#
54th Annual Meeting of the APS Division of Atomic, Molecular and Optical Physics

## Volume 68, Number 7

##
Monday–Friday, June 5–9, 2023;
Spokane, Washington

### Session U09: Entangling/2-Qubit Gates

2:00 PM–4:00 PM,
Thursday, June 8, 2023

Room: 206 D

Chair: Spencer Fallek, Raytheon

### Abstract: U09.00006 : Demonstration of a fast π-2π-π Rydberg entangling gate for finite blockade

3:00 PM–3:12 PM

Abstract

####
Presenter:

Daniel C Cole

(Infleqtion)

####
Authors:

Daniel C Cole

(Infleqtion)

Eric Copenhaver

(Infleqtion)

Garrett T Hickman

(Infleqtion)

David Mason

(Infleqtion)

Woo Chang Chung

(Infleqtion)

Martin T Lichtman

(Infleqtion)

We describe an entangling gate for two atomic qubits based on the interaction between Rydberg states. This protocol can produce any desired two-qubit controlled-phase gate when combined with single-qubit rotations. The gate adapts the approach of the classic π-2π-π Rydberg-blockade entangling gate to the finite-blockade regime. Rydberg excitation pulses are applied sequentially to the control, target, and control atoms, respectively. The first (third) pulse transfers population in one of the control atom’s qubit states to (back from) a Rydberg level. The second pulse drives a qubit-to-Rydberg Rabi oscillation from one of the target atom’s qubit states. The detuning of this oscillation depends on whether the control atom was transferred to the Rydberg level, which would impose a shift on the target atom’s qubit-to-Rydberg transition frequency. One can engineer the target atom’s qubit-to-Rydberg Rabi oscillations so that the target atom always returns to the qubit state through appropriate choice of the detuning, frequency, and duration of the oscillation.

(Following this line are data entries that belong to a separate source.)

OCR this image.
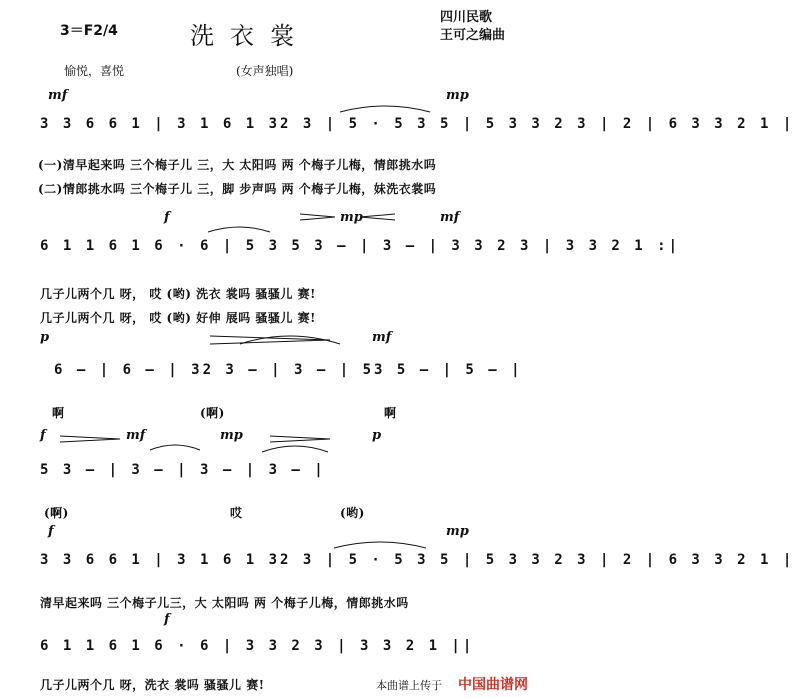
3＝F2/4	洗衣裳
四川民歌
王可之编曲
愉悦，喜悦	(女声独唱)
mf	mp
3 3 6 6 1 | 3 1 6 1 32 3 | 5 · 5 3 5 | 5 3 3 2 3 | 2 | 6 3 3 2 1 |
(一)清早起来吗 三个梅子儿 三，大 太阳吗 两 个梅子儿梅，情郎挑水吗
(二)情郎挑水吗 三个梅子儿 三，脚 步声吗 两 个梅子儿梅，妹洗衣裳吗
f	mp	mf
6 1 1 6 1 6 · 6 | 5 3 5 3 — | 3 — | 3 3 2 3 | 3 3 2 1 :|
几子儿两个几 呀， 哎 (哟) 洗衣 裳吗 骚骚儿 赛!
几子儿两个几 呀， 哎 (哟) 好伸 展吗 骚骚儿 赛!
p	mf
6 — | 6 — | 32 3 — | 3 — | 53 5 — | 5 — |
啊	(啊)	啊
f	mf	mp	p
5 3 — | 3 — | 3 — | 3 — |
(啊)	哎	(哟)
f	mp
3 3 6 6 1 | 3 1 6 1 32 3 | 5 · 5 3 5 | 5 3 3 2 3 | 2 | 6 3 3 2 1 |
清早起来吗 三个梅子儿三，大 太阳吗 两 个梅子儿梅，情郎挑水吗
f
6 1 1 6 1 6 · 6 | 3 3 2 3 | 3 3 2 1 ||
几子儿两个几 呀，洗衣 裳吗 骚骚儿 赛!	本曲谱上传于 中国曲谱网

We demonstrate this gate protocol in a neutral atom quantum processor based on an array of Cesium atom clock-state qubits individually trapped in optical tweezers. For gate characterization, we use a square array of four qubits. We calibrate the gate parameters and additional single-qubit rotations to realize controlled-Z gates for each nearest-neighbor pair. These gates are implemented with a ratio of blockade strength to target atom qubit-Rydberg Rabi frequency of about 1.2. We perform quantum circuits to produce entangled Bell states, and we observe a maximum (mean) fidelity over the four qubit pairs of 92.8 (6) % (91.8 (3) %). Accounting for the measured fidelity of initial qubit-state preparation, we infer a maximum (mean) controlled-Z gate fidelity across qubit-pairs of 96.4 (7) % (95.3 (4) %). This protocol relaxes requirements on both blockade strength and addressing symmetry for high-fidelity entangling gates between neutral-atom qubits.